Samsung Considers Split In Two amid Investors Pressure
Samsung Electronics said on November 29 it will consider dividing the company in two.
The South Korean tech giant has been under pressure from some investors to break itself into a holding unit and an operating company to boost shareholder value.
Samsung also announced plans to increase dividends and said it would continue to buy back more shares.
Restructuring pressure had been mounting after Samsung Galaxy Note 7 fiasco.
In October, Samsung was forced to stop production of its flagship smartphone model after failing to resolve battery problems leading to overheating and the devices catching fire.
The company it would bring in “external advisers to conduct a thorough review of the optimal corporate structure”.
Samsung pointed out that “the review does not indicate the management or the board’s intention one way or another.”
The company also said it would pay out half of its free cash flow to shareholders for 2016 and 2017 and raise the dividend for 2016 by 36% compared to 2015.
In order to improve governance, Samsung said it would nominate at least “one new, international, independent board member” as well as create a separate governance committee.

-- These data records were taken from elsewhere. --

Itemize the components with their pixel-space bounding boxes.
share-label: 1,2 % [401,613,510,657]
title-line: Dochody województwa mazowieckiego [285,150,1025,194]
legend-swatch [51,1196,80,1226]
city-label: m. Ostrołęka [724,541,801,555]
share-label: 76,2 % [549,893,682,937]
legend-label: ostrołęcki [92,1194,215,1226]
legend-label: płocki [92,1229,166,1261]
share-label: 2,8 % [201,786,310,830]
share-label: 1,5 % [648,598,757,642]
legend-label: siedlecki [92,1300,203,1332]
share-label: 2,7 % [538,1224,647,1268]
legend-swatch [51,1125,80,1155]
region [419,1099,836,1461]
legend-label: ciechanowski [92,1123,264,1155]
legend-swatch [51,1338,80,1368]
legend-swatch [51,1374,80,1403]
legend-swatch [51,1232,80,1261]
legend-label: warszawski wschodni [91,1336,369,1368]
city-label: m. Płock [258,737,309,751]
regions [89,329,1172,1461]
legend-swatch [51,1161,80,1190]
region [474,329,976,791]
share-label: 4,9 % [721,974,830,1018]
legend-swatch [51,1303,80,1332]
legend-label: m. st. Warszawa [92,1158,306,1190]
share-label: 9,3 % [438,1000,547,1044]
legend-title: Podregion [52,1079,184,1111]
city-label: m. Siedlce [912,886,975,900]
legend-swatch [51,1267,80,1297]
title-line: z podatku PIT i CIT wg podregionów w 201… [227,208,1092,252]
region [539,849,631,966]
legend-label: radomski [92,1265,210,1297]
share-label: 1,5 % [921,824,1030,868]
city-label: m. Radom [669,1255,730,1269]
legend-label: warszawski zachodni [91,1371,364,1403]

Its statement comes after US activist hedge fund Elliott Management called for the company to split into a holding unit for ownership purposes and a separate operating company.
The fund argued that a split would simplify Samsung structure making it easier to get a clear valuation of the company’s assets.
Currently, companies within the wider Samsung Group are linked through a complicated web of cross shareholding, linking Samsung Electronics to many other Samsung’s companies and affiliates ranging from shipping, to heavy industries to insurance business.
That makes it difficult for investors to get a clear idea of what each individual Samsung company is actually worth.
The benefit of splitting Samsung Electronics into two companies would be that the cross-shareholding would affect only the holding company, while the operating unit could be assessed separately – making it a lot easier to arrive at a clean company evaluation.
The proposal has won support from several of the company’s investors and it is also thought that it would give back more control to the founding Lee family behind the company.
Samsung Electronics also said it needed to maintain a net cash position of between 65 trillion won and 70 trillion won, suggesting it is not likely to pay the special dividend sought by Elliott.